Ieri sera, il Presidente della Repubblica francese, Francois Hollande, ha annunciato che non si candiderà per un secondo mandato alla guida del Paese.

Così facendo, Francois Hollande è riuscito a superare se stesso: nel 2012 era stato festeggiato come il secondo socialista della V Repubblica francese ad aver battuto il Presidente in carica – prima di lui, c’era riuscito soltanto Francois Mitterrand -, ma quattro anni dopo è addirittura passato alla storia come il primo socialista a rinunciare a una potenziale, sebbene difficile, rielezione.

L’ormai “Presidente uscente”, ha annunciato il ritiro attraverso un discorso di 13 minuti, trasmesso in diretta televisiva e rivolto ai cittadini francesi.

Se, da un lato, Hollande ha difeso il suo periodo all’Eliseo, dall’altro, ha fatto capire che la sua decisione mira a evitare una «dispersione della sinistra», un’evoluzione politica che «da socialista, non può accettare». «È per questo motivo che, in vista delle elezioni, chiamo a raccolta tutto il campo progressista», ha concluso Hollande.

La maggior parte dei suoi colleghi ha sottolineato «il coraggio» e la «dignità» del gesto politico. Eppure, a qualsiasi occhio analitico, quando Hollande parla di «dispersione della sinistra», le parole del Presidente devono apparire come un gigantesco eufemismo.

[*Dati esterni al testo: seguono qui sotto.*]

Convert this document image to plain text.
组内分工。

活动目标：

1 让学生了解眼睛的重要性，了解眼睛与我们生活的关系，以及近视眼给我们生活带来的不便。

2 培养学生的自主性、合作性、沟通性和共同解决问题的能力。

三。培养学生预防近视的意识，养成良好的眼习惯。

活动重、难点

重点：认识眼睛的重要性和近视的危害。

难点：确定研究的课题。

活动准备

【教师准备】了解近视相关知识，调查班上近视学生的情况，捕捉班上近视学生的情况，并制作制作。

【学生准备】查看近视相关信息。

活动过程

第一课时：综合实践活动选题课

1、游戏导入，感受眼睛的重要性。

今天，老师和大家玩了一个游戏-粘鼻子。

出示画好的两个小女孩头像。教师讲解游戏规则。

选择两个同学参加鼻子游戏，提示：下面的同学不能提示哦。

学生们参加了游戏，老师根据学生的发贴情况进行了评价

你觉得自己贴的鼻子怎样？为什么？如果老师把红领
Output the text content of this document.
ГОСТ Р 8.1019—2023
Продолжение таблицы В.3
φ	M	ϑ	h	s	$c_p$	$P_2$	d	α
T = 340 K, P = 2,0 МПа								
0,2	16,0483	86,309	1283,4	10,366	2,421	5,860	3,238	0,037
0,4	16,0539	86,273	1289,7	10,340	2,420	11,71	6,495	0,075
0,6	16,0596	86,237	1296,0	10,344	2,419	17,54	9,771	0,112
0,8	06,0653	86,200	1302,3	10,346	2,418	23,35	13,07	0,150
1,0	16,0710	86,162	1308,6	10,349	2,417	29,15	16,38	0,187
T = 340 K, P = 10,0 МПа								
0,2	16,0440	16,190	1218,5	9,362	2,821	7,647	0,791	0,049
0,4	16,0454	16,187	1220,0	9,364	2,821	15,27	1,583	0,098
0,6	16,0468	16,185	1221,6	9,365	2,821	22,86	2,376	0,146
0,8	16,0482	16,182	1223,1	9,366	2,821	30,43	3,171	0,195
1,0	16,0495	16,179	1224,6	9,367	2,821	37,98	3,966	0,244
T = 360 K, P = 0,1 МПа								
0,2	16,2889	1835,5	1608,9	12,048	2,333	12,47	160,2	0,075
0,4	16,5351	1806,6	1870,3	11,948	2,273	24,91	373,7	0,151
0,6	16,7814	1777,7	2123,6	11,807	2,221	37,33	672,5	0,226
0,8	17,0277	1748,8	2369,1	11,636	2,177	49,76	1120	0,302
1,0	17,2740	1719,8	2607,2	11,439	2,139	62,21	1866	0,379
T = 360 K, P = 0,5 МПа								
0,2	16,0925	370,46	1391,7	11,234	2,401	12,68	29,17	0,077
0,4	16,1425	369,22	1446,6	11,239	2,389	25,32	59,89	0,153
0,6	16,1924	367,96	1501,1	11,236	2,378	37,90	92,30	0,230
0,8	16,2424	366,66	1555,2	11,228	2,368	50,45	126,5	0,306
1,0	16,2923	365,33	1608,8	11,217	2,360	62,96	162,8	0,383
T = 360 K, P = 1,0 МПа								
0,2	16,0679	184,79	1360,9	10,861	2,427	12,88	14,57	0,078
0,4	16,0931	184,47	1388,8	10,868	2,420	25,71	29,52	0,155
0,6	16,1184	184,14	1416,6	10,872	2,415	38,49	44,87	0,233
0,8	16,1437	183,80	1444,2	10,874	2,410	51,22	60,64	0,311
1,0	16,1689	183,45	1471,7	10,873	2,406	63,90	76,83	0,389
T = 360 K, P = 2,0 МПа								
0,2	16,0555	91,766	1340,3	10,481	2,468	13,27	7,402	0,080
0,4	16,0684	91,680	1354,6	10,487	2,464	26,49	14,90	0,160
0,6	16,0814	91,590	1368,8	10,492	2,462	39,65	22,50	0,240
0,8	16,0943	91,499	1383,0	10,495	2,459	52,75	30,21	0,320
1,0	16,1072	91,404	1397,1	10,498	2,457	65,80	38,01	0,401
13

Con la mancata candidatura di Emmanuel Macron (Ministro dell’economia del governo Hollande, fino alla fine di quest’estate) e Jean Luc Mélenchon (leader del “Partie de gauche”, “Partito di sinistra”) alle primarie della sinistra del gennaio 2017, il campo comune non sembra disperso, bensì “inesistente”. Per la leadership socialista rimangono in ballo, realisticamente, soltanto Manuel Valls, l’attuale Primo ministro – in realtà, la candidatura ufficiale del “delfino” di Hollande non è ancora arrivata – e Arnaud Montebourg, rappresentante dell’ala di sinistra del partito e, proprio come Macron, ex-Ministro dell’economia.

In ogni caso, un sondaggio di qualche giorno fa, ha dimostrato che, se si votasse oggi, la sinistra non avrebbe alcuna chance di arrivare al ballottaggio. Il distacco fra i due nomi della destra istituzionale e radicale, Francois Fillon e Marine Le Pen, e il resto dei potenziali candidati è troppo grande.

Hollande ha quindi ragione quando dice che soltanto un candidato unico della sinistra potrebbe arrivare al ballottaggio. Ma confonde la causa della malattia con il sintomo: il problema vero non sta nei nomi, bensì nelle politiche, per non dire visioni di società, che i candidati della “sinistra” incarnano.

Già un anno fa, nei media francesi si era parlato del fatto che su alcuni punti – soprattutto in materia economica – il divario fra le posizioni dei socialisti e della sinistra radicale, è paragonabile a quello tra socialisti e il Front National.

E poco importa se proprio Manuel Valls, ancor prima che Hollande annunciasse la sua ritirata, in un’intervista per Le Journal du Dimanche, abbia inveito contro il discorso “della sconfitta anticipata” della sinistra. Come scrive Philippe Waechter su Le Monde, in un momento storico in cui le principali sconfitte del governo Hollande sono legate soprattutto allo sviluppo economico e alla disoccupazione (tolta la grande questione della sicurezza), è difficile immaginarsi una qualsiasi campagna elettorale progressista comune.

La sinistra francese è in un cul de sac? Probabilmente sì, anche se rimane un grande paradosso. Nel caso di un ballottaggio tra Francois Fillon e Marine Le Pen, sarà proprio l’universo frantumato dei progressisti a decidere chi andrà all’Eliseo.